Contrarily, with only 1.15% of tokens in whale hands, Bitcoin is the one that is most evenly distributed. This is because the term “whale” in this research is defined specifically as those who own at least 1% of the total supply.
Satoshi Nakamoto, who precisely alone holds “only” 1.15% of all existing BTC, turned out to be Bitcoin’s lone “whale.” Furthermore, Satoshi hasn’t utilized or transferred those Bitcoin, and many people think he’s deceased.
Regarding ETH, Whales own 22.25% of the available supply, a far bigger proportion than there is for Bitcoin.

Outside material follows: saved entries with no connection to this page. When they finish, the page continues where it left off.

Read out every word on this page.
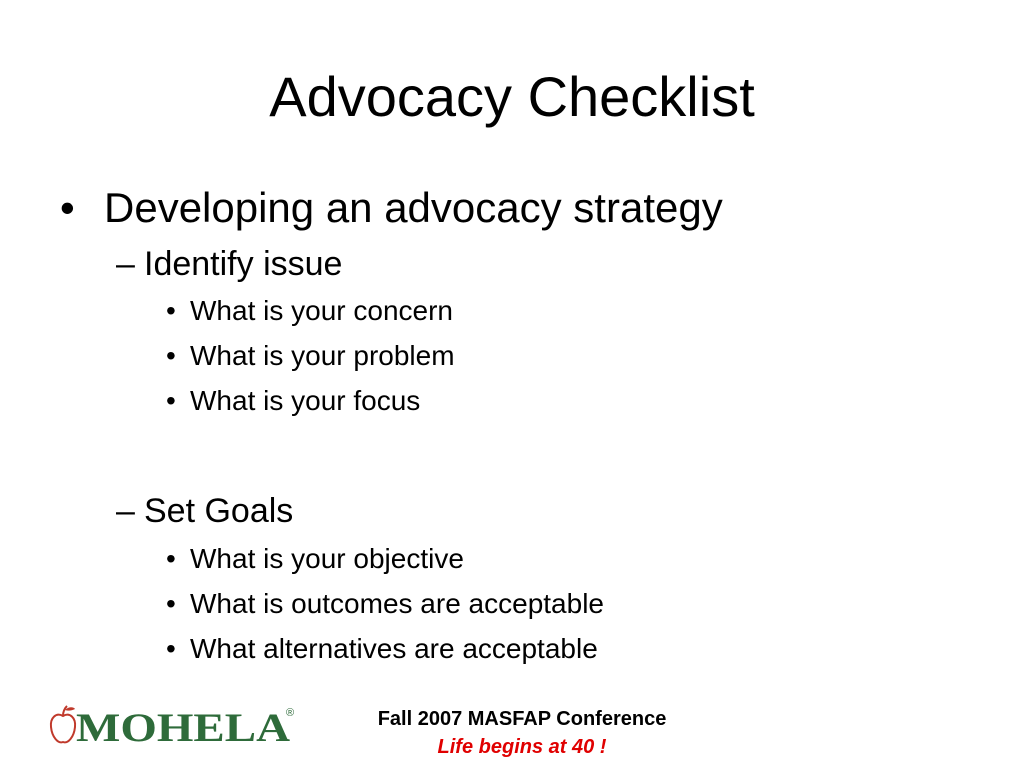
Advocacy Checklist
• Developing an advocacy strategy
– Identify issue
• What is your concern
• What is your problem
• What is your focus
– Set Goals
• What is your objective
• What is outcomes are acceptable
• What alternatives are acceptable
MOHELA
®	Fall 2007 MASFAP Conference
Life begins at 40 !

Dash, Litecoin, USDC, and USDT are all under 30%, and DAI and Bitcoin Cash (BCH) are both under 40%.
The most decentralized system is Bitcoin
The fact that whales control the vast majority of cryptocurrencies is undoubtedly the most intriguing finding, but Bitcoin is also by far the least concentrated of all of them.
It is sufficient to note that it is the only one with less than 5% (really, less than 2%), with Dash coming in second with 8%. However, Dash is currently a project that seems to be dying as Bitcoin maintains its undisputed dominance.
Additionally, only BTC and DASH are below 10% because ApeCoin (APE), which ranks third, already has 11.46% of the tokens owned by whales.
As a result, Bitcoin is almost seven times less concentrated in the hands of whales than the second-least concentrated cryptocurrency and even close to ten times less concentrated than the third.
With a difference of more than 19 times, the distance from Ethereum is obscene.
Although it was already widely acknowledged that Bitcoin was by far the most decentralized cryptocurrency in terms of token concentration, this fact was completely unknown.
The data, on the other hand, completely refutes the widely-held claim that Bitcoin is a cryptocurrency with a large concentration of tokens, in fact overturning it.
Risk factors for concentration
A whale’s ability to influence the market price by, for example, fast selling massive amounts of tokens increases with the number of tokens it possesses.
People who control more than 1% of all tokens in a specific cryptocurrency can easily have a big impact on the markets, in particular.
Actually, the danger is reduced in situations like LEO when the whales are the same issuers that have pulled their tokens off the market since they run the risk of hurting themselves by making a large number of sales.
However, if there are numerous whales and they are unrelated to the people in charge of the token, the risk is very serious. In fact, the price of a cryptocurrency may have even imploded as a result of significant whale sales in the past.
Even on cryptocurrencies like Ethereum (ETH), where whales collectively possess less than 25% of all tokens, their decision to sell would likely have a significant negative effect on the market.
In contrast, the potential impact of a large whale on the price of BTC seems unlikely as it is speculated that the sole significant whale in Bitcoin is no longer active. However, it is important to consider the influence of smaller whales, holding less than 1% of the tokens, who could still exert minimal effects on the market.
It’s also important to remember that, if done at roughly the same time, bulk sales by small or medium-sized holders could still have the same results.